La ministeriale di quest’anno è presieduta dall’Italia. Il premier tiene il discorso d’apertura: “sbloccare i porti del Mar Nero per prevenire crisi alimentare”
Il premier Mario Draghi apre la Conferenza ministeriale dell’Organizzazione per la Cooperazione e lo Sviluppo Economico (OCSE) a Parigi, presieduta dall’Italia.
«Lo sforzo per evitare la crisi alimentare deve partire dai porti ucraini del Mar Nero. Dobbiamo sbloccare i milioni di tonnellate di cereali bloccati lì a causa del conflitto – ha esordito il premier. – Lo sforzo di mediazione delle Nazioni unite è un notevole passo in avanti, sfortunatamente è l’unico. Dobbiamo offrire al presidente Zelensky le assicurazioni di cui ha bisogno che i porti non saranno attaccati. E dobbiamo continuare a sostenere i Paesi beneficiari, proprio come sta facendo l’Ue con il suo strumento per l’alimentazione e la resilienza. Il blocco del grano sta facendo aumentare i prezzi causando una catastrofe a livello mondiale».
«Il G7 e la Ue hanno mostrato una notevole unità e solidarietà nel sostenere l’Ucraina e nel mettere pressione sulla Russia per riprendere i negoziati e la Ue da sola ha approvato 6 pacchetti di sanzioni che hanno dato un duro colpo agli oligarchi vicini al Cremlino e a settori chiave dell’economia russa» – ha spiegato, aggiungendo che sull’ipotesi di imporre un tetto ai prezzi all’import del gas russo in sede Ue “le discussioni sono ancora in corso e la strada da percorrere potrebbe essere lunga“. La misura “potrebbe limitare l’incremento dell’inflazione e ridurre i flussi finanziari verso Mosca“.
Draghi ha poi sottolineato che la crisi non deve essere una “scusa per tradire obiettivi clima”: «necessario anche ridurre i prezzi dell’energia e sostenere le famiglie». Ha proseguito: «Il Covid-19 ha messo in luce le fragilità dei nostri sistemi sanitari. Vogliamo stimolare gli investimenti e rendere il mondo più preparato per future pandemie. Perché i nostri sforzi siano efficaci devono essere sostenibili nel corso del tempo e coinvolgere le economie emergenti e in via di sviluppo. Dobbiamo abbinare la risolutezza mostrata in Ucraina con la stessa determinazione ad aiutare gli stessi cittadini e coloro che si trovano nei paesi più poveri del mondo soprattutto in Africa».
In apertura si è rivolto a tutti i funzionari dell’Ocse ringraziandoli “per l’eccellente lavoro svolto, in particolare nell’area della tassazione globale”: «l’accordo raggiunto lo scorso anno durante la Presidenza italiana del G20 è storico.
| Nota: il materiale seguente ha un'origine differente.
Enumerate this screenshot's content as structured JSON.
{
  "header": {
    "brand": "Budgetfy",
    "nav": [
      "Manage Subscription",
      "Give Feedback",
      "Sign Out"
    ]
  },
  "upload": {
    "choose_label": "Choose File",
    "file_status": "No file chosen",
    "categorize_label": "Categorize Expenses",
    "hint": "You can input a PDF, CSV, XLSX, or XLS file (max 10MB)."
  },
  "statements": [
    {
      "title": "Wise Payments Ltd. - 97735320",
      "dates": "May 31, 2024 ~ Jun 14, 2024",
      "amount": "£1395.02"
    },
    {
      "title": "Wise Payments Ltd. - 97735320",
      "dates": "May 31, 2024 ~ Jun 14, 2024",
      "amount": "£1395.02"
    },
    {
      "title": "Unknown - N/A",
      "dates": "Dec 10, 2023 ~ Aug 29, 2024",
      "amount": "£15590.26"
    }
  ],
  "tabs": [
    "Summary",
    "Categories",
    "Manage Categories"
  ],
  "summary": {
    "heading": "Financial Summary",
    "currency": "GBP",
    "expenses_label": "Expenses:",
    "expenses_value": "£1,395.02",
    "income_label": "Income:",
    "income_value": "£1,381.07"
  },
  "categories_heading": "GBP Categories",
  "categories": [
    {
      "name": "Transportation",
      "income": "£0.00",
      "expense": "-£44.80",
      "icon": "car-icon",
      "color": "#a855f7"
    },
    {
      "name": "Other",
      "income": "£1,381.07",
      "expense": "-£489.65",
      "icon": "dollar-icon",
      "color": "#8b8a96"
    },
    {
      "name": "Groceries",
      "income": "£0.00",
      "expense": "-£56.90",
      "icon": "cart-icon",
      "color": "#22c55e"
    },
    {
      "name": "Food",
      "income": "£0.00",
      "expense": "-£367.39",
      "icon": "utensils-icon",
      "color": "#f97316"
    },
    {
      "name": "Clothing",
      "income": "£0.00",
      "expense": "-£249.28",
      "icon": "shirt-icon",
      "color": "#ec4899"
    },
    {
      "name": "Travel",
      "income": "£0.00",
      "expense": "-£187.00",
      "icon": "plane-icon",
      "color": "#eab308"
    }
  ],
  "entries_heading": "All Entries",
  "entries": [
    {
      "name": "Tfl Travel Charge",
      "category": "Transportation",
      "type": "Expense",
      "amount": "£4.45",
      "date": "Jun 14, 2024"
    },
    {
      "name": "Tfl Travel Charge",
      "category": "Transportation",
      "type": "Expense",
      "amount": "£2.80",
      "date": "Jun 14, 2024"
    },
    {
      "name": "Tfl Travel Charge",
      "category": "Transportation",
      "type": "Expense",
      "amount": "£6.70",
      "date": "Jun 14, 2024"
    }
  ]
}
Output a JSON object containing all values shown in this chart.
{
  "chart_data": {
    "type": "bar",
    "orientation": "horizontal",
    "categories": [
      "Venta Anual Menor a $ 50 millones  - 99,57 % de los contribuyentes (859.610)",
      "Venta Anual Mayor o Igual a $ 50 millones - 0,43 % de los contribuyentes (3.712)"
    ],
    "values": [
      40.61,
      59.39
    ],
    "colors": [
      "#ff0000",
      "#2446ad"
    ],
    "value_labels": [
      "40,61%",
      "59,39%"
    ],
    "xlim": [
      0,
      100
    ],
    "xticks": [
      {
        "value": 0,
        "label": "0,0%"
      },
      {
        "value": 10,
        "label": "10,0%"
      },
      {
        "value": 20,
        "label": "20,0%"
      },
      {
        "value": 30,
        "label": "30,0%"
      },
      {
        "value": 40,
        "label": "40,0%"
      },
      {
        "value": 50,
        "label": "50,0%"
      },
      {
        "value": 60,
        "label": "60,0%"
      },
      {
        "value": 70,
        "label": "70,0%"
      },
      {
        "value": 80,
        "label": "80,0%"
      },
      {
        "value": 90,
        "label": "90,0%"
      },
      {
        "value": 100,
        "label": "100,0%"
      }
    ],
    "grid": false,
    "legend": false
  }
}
Dobbiamo attuarlo rapidamente per rendere l’economia mondiale più equa, più forte e più inclusiva».
A seguito del suo intervento, ha posato per una foto famiglia assieme agli altri rappresentanti dei 36 paesi, per poi incontrare il ministro delle Finanze francese, Bruno Le Maire, in un colloquio.
Per l’apertura dei lavori intervengono anche il segretario generale dell’Ocse, Mathias Cormann, il presidente ucraino Volodymyr Zelensky e il presidente dell’Unione Africana, il presidente del Senegal, Macky Sall. Per l’Italia partecipano anche il ministro degli Esteri, Luigi Di Maio e quello dell’Economia, Daniele Franco.
All’Ocse partecipano 38 Paesi con l’obiettivo di “promuovere sicurezza, pace, democrazia, stabilità e una crescita sostenibile”.
Ieri sera, al suo arrivo all’Eliseo, il primo ministro italiano ha avuto una “cena di lavoro” con il presidente francese Emmanuel Macron: i due leader si sono allineati sui prossimi vertici del G7 e della Nato, in programma a fine mese, e sul Consiglio europeo del 23 e 24 giugno a Bruxelles.
Sul tavolo ci sono i temi della guerra in Ucraina e del sostegno a Kiev, la sicurezza alimentare, il rafforzamento dell’autonomia europea in materia di Difesa e di Energia, nell’ottica di una strategia energetica diversificata e di una minore dipendenza energetica dalla Russia.